De Masi recita la "Vulesse truvà pace" di Eduardo De Filippo, poi in tre per la bellissima  " ‘A madonna d' ‘e mandarine" di Ferdinando Russo. Arbore che fino ad allora era stato zitto, fermo, seduto al fianco  di quell'Enzo D'Elia che non ha solo rappresentato gli interessi dell'artista con le case editrici, ma anche un punto di riferimento costante, un pilastro, si alza. Lacrime e sorrisi, il ricordo di Arbore è quasi un blues: gli uomini d'amore (ma anche un po' di libertà) si salutano, uno in piedi e l'altro diretto verso l'ultimo viaggio, Renzo Arbore riesce perfino a strappare risate fra migliaia che piangono.

E piange il più vecchio, piange pure il ragazzo, ma anche l'uomo della generazione dei quarantenni, veri orfani di un riferimento culturale. «Napoli è anche questo, è le bellezze, il sole e il mandolino, a forza di levargli il belletto, le stiamo togliendo pure la faccia» urla Gleijeses. Argomento di chissà quante discussioni e non solo davanti al mare di Conca dei Marini. Ma ora Luciano non c'è più e se riflettiamo su quanti "Luciano" ci restano, finiamo per contarli sulla mano destra di Muzio Scevola.

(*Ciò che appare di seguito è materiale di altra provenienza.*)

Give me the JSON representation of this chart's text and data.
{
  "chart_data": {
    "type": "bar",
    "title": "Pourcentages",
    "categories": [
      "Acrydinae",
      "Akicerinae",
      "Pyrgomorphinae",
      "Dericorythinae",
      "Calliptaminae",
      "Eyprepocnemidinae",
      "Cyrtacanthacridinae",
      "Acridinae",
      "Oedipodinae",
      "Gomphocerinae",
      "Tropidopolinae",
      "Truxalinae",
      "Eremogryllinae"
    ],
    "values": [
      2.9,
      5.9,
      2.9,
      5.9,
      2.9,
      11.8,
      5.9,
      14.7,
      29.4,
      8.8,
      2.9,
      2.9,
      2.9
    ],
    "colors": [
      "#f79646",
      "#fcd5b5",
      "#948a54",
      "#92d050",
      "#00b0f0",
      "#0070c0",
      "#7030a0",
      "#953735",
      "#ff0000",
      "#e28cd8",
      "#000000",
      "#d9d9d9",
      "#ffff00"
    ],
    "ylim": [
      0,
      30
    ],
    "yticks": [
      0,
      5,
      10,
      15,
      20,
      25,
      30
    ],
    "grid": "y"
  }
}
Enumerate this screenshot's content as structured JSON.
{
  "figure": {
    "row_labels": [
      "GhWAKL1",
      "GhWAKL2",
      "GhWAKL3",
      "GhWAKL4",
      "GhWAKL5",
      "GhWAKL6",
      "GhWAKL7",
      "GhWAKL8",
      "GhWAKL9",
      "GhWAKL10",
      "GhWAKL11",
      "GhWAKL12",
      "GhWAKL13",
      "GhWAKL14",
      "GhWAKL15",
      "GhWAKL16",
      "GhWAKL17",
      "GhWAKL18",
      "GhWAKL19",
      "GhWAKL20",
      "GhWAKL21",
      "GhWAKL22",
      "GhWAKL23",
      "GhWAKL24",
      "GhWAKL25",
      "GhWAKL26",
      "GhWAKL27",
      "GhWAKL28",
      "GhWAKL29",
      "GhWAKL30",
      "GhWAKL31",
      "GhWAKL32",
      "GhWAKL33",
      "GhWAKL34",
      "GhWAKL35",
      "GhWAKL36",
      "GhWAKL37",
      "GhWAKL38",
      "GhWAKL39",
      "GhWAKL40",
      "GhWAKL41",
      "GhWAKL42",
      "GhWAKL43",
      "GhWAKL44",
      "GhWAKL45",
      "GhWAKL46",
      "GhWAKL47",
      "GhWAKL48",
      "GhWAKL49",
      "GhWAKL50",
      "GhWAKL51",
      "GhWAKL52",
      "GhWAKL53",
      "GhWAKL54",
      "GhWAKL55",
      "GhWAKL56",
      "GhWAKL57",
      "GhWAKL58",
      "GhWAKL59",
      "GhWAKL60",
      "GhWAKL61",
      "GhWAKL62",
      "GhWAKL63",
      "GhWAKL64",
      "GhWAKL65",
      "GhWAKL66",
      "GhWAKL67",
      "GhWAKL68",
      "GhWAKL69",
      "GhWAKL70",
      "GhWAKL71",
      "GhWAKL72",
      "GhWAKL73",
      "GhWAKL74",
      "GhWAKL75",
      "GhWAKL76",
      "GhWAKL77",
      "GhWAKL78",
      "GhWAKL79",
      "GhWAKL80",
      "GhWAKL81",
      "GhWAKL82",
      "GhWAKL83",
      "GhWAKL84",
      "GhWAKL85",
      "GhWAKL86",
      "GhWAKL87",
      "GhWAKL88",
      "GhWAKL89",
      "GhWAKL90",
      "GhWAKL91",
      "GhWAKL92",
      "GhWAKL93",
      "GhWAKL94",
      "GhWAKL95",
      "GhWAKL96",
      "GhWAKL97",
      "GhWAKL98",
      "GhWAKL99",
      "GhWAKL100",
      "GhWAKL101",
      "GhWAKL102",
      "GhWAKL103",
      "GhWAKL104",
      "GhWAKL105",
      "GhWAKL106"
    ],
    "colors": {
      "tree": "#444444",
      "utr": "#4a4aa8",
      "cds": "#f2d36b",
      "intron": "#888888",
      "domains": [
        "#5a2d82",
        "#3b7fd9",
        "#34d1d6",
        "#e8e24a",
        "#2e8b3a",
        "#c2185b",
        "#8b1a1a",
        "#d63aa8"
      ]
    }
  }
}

Ha avuto una vita lunga, ma soprattutto larga,  Luciano De Crescenzo. È morto a novant'anni ma secondo le sue teorie ne avrà vissuti almeno centoventi. Ora riposerà in un cimitero della Costiera Amalfitana, in una cappella di famiglia. Non l'aveva detto, ma poi l'aveva ascoltato  Giggino: si "era fatto la comodità".